O sociólogo, filósofo e fotógrafo francês Jean Baudrillard morreu no dia 06 de março de 2007. No dia 27 de julho estaria comemorando 87 anos. Em um país onde pessoas pagas pelo nosso dinheiro simulam que governam, mas de fato pouco se importam com a sociedade Baudrillard é mais atual do que nunca. Crítico da mídia, da sociedade de consumo e do espetáculo foi um dos intelectuais mais importantes das últimas décadas.

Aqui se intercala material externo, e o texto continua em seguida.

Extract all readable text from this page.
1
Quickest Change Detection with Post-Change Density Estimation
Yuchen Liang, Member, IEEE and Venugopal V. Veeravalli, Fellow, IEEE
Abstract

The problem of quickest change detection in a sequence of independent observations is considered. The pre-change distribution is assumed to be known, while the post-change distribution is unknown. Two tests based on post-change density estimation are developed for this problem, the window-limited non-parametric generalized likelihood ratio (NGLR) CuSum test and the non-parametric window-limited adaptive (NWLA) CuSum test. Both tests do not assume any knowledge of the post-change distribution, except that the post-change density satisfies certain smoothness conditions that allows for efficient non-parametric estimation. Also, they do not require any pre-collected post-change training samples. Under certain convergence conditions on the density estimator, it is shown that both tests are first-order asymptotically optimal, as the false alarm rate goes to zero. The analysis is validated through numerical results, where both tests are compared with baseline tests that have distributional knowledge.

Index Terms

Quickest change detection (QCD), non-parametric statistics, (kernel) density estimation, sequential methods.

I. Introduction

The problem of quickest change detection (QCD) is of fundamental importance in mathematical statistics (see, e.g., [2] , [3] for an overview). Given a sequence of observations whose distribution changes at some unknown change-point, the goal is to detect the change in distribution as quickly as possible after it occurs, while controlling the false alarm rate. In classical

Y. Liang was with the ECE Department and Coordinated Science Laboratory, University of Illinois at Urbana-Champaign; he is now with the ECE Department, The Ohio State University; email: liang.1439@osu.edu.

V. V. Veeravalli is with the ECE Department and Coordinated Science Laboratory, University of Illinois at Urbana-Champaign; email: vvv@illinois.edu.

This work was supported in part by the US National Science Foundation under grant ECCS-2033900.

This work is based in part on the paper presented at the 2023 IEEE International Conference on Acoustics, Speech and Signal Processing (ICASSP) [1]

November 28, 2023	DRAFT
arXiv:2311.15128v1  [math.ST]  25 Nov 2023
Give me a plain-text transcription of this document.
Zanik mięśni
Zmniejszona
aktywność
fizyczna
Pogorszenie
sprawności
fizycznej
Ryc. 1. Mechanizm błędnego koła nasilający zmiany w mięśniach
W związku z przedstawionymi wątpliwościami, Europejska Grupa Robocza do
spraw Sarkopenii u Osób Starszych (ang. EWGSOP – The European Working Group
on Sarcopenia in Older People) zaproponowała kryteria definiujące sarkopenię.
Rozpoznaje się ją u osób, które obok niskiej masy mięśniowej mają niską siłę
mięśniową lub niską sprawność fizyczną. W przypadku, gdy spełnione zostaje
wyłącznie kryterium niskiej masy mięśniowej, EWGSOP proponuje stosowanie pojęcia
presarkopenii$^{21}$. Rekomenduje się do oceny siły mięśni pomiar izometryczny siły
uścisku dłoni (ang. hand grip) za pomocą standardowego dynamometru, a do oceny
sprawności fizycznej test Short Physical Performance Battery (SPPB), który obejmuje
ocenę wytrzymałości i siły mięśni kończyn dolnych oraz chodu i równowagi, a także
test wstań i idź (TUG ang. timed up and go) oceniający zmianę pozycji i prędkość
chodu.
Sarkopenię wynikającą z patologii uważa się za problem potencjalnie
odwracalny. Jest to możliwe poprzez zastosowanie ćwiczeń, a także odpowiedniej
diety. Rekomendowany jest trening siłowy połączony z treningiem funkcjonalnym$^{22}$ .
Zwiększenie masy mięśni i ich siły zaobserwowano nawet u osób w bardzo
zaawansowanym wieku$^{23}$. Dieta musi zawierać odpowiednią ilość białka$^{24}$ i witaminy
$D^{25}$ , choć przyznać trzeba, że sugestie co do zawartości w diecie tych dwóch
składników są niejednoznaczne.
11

Esteve no Brasil durante a "Eco 92" e  publicou vários livros entre eles "Simulacros e Simulações", "A Troca Impossível", "A Arte da Desaparição" e o polêmico "Power Inferno" sobre o atentado de 11 de Setembro . Sua obra influencia alguns cineastas, como os irmãos Wachowski na trilogia "Matrix" e Peter Weir no "Show de Truman". Ele acreditava que o excesso de informações transmitidas pelos meios de comunicação produzem uma erosão no sentido e um apagamento do mundo real. O mundo real é substituído pelo mundo dos simulacros, que são formas vazias, sem nenhum conteúdo, que nada significam.Para Baudrillard "O simulacro já não se trata apenas de imitação ou dobragem, mas por utilização dos elementos da realidade para simular situações reais, ultrapassando a fronteira do real e desconectando-se da realidade", o que já é chamado pelo autor de hiper-realidade. A tecnocracia e o império dos meios de comunicação acabam mergulhando as pessoas em um mundo virtual. Para ele o ser humano porta uma máscara, e o mais difícil a apreender não é a sua realidade nem a sua semelhança, é a sua máscara, ou seja sua identidade secreta. Em seus escritos ele analisa a imagem fotográfica, para ele dramática pelo seu silêncio, pela sua imobilidade.  O pensador francês procurava refletir por caminhos tortuosos, lançava mão de fragmentos onde o paradoxo era mais importante que o discurso linear, e afirmava: "Eu examino a vida que acontece no momento, da mesma forma que um fotógrafo".